Надюха посмотрела на него долгим взглядом женщины, забывшей, когда ей в последний раз дарили цветы.
– Может, часами возьмешь? – поколебавшись, предложил я, глянув на свои «командирские». – Завтра принесу деньги…
– Бери, очень хорошие «котлы»! – поддержал меня Витек, уже начавший понемногу осваиваться.
Скажу сразу: отдать эти часы в залог мне было так же непросто, как папуасу оставить в колониальной лавке свой амулет – мумифицированную и ставшую священной погремушкой мошонку любимого дедушки. (Пошловато, но все равно надо запомнить!)
– Ну конечно… Сейчас! Куда их девать-то, часы ваши? Скоро магазин «Тик-так» тут откроем! – ответила она с той чисто бабьей сварливостью, после которой обычно следует согласие.
– А что это вы, собственно, грубите! – влез нечуткий Жгутович и все испакостил.

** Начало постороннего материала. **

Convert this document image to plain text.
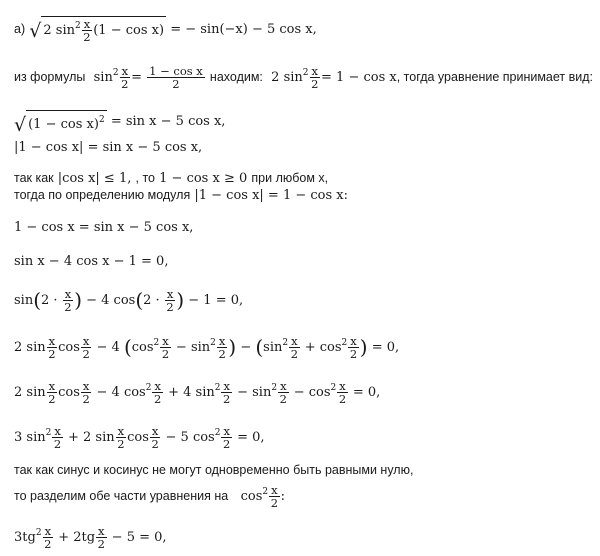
а) √ 2 $\sin^2 \frac{x}{2} (1 - \cos x)$ = − sin(−x) − 5 cos x,
из формулы  $\sin^2 \frac{x}{2} = \frac{\text{1 − cos x}}{2}$ находим:  2 $\sin^2 \frac{x}{2} = 1 - \cos x$, тогда уравнение принимает вид:
√ $(1 - \cos x)^2 = \sin x - 5$ cos x,
|1 − cos x| = sin x − 5 cos x,
так как |cos x| ≤ 1, , то 1 − cos x ≥ 0 при любом x,
тогда по определению модуля |1 − cos x| = 1 − cos x:
1 − cos x = sin x − 5 cos x,
sin x − 4 cos x − 1 = 0,
$\sin(2 \cdot \frac{x}{2}$ ) − 4 $\cos(2 \cdot \frac{x}{2}$ ) − 1 = 0,
2 $\sin \frac{x}{2}$ $\cos \frac{x}{2} - 4$ ($\cos^2 \frac{x}{2} - \sin^2 \frac{x}{2}$ ) − ($\sin^2 \frac{x}{2} + \cos^2 \frac{x}{2}$ ) = 0,
2 $\sin \frac{x}{2}$ $\cos \frac{x}{2} - 4$ $\cos^2 \frac{x}{2} + 4$ $\sin^2 \frac{x}{2} - \sin^2 \frac{x}{2} - \cos^2 \frac{x}{2} = 0$,
3 $\sin^2 \frac{x}{2} + 2$ $\sin \frac{x}{2}$ $\cos \frac{x}{2} - 5$ $\cos^2 \frac{x}{2} = 0$,
так как синус и косинус не могут одновременно быть равными нулю,
то разделим обе части уравнения на   $\cos^2 \frac{x}{2}$ :
$3tg^2 \frac{x}{2} + 2tg \frac{x}{2} - 5 = 0$,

– Я грублю?! – возмутилась она.
– Ты, Надь, пока иди, – примирительно сказал я. – Мы посельсоветуемся…
Окатив нас взглядом, исполненным женского презрения, она отошла от столика, и Витек проводил ее жадным глазом. Некоторое время мы сидели молча, стараясь не смотреть друг на друга, а потом Арнольд, крякнув, полез в рюкзак и выставил на стол литровую бутылку из-под венгерского вермута, наполненную жидкостью, по цвету напоминающей отработанное моторное масло.
– Это та самая «мараловка»? – уточнил я.
– «Амораловка», – поправил Арнольд, разливая по рюмкам – себе чуть-чуть, нам со Стасом побольше, а Витьку – граммов сто. – Тебе до краев. Ты молодой, у тебя еще вся печень впереди!
– Это не опасно? – покосился на рюмку Стас.
– Пока еще никто не умер.
Мы чокнулись и выпили. У настойки был вкус технического спирта, в который уронили кусочек селедки иваси с луком. Витек, опрокинув рюмку, замер, прислушиваясь к тому, как алкоголь теплой мышкой бежит вниз по пищеводу. В тот момент, когда мышка достигла желудка, он согласно кивнул.
– Лекарство? – морщась, спросил Стас.
– Настойка из маральих рогов, лучшее средство от рогов внутрисемейных, – разъяснил Арнольд. – Даже самый плевый мужик, как выпьет, места себе не находит, пока кого-нибудь не прищемит. У нас ее поэтому «амораловкой» и прозвали. Вы сегодня больше – ни-ни, а то резьбу сорвете.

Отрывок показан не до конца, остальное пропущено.